Les céréales vont constituer la base ! C’est la base alimentaire des sociétés depuis l’Antiquité jusqu’à des époques avancées de l’ère contemporaine. Hippocrate met en valeur les eorts de l’homme : « C’est par sélections successives qu’(il) a appris à cribler, à monder, à macérer, à faire cuire, bouillir, rôtir, a composé des mélanges et tempéré par des substances plus faibles ce qui était fort et intempéré, se réglant en toutes choses sur la nature et sur ses forces. »

Ce colloque promet, nous avons envie de dire à partir des racines de la terre…

Comprendre les racines, la genèse, les fondements, les méthodes de notre alimentation justifient la légitimité scientifique du premier colloque international sur le goût et l’implication de la Faculté des Lettres, des arts et des humanités de Manouba dans la fondation de l’Ecole du Goût et du festival des produits du terroir, en collaboration avec l’Association de Sauvegarde de la ville de Lamta.

Le grenier de Rome bel et bien présent dans ce colloque…

A Carthage comme à Rome, la nourriture était un pont, un port, un grenier, un comptoir, un champ ouvert, un grenier à convoiter, des semences à emprunter et à prêter, des sources à préserver, des secrets à transmettre…L’échange continu est la règle. Tout bouge et dans le mouvement tout voyage : les saveurs, les couleurs, les plantes, les techniques, les costumes, les bijoux et même les recettes de cuisine.

Des souhaits futurs…

Nous souhaitons établir une permanence historique à travers les âges, tout en soulignant les progrès réalisés et les pertes regrettables des usages anciens. Cela ne concerne pas uniquement les particularités locales et régionales, mais touche les richesses culinaires qui évoluent au cours des siècles. Ce ne sont pas les nourritures nostalgiques provenant de lecteurs d’un passé mythié conduisant à des interprétations folkloriques, mais des approches interdisciplinaires, critiques du plaisir de table qui est de toutes les civilisations, de toutes les conditions, de toutes les rives et de tous les pays.
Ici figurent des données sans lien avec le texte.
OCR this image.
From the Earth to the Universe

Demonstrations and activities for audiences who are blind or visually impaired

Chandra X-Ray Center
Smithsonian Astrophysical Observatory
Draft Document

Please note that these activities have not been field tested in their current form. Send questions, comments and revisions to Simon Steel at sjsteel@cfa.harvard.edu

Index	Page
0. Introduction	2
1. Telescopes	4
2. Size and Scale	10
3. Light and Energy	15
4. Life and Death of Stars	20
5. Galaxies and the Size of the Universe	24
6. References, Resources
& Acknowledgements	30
Que mangeaient nos ancêtres les Berbères ? Que cachaient les fonds de cuisine carthaginois ? Avait-on mangé autant avec le nez qu’avec la bouche ? Quels étaient les usages alimentaires d’un pot de terre ? Comment donnait-il du goût aux aliments ? La hiérarchie des aliments et leur évolution dans le temps avaient-elles introduit la différence et préparé le partage ? Le caviar en Europe était une nourriture médiocre au Moyen Age et servait seulement à nourrir les volailles. Le garum romain n’a plus cours depuis longtemps. Le plus délicieux se faisait à partir du scomber dans les rivages de Carthage.

 Et la fameuse « Bsissa » ?

La Bsissa , c’était la polenta ou l’alphilon, le gruau d’orge des Grecs, le gofio des Guanches, le saouiq des Arabes. Pour Ernest-Gustave Gobert médecin et préhistorien, la Bsissa est une nourriture préhistorique dont l’ancienneté remonte au néolithique. La route du poivre et des épices a donné à la Méditerranée et à l’Orient un nom et une réputation, des siècles durant. Les aliments entre eux s’opposent, s’ajoutent, se complètent.

Cézanne Paul (1839-1906). Paris, musée d’Orsay. RF2819.

Comment se nourrit-on dans les romans historiques ? Les linguistes travaillent-ils sur les traditions culinaires, les marques des terroirs, les traditions et le savoir-faire des plats relevés, le langage des coquillages et des crustacés ?

Peut-on le savoir  ?

Vous le saurez lors du colloque cité plus haut.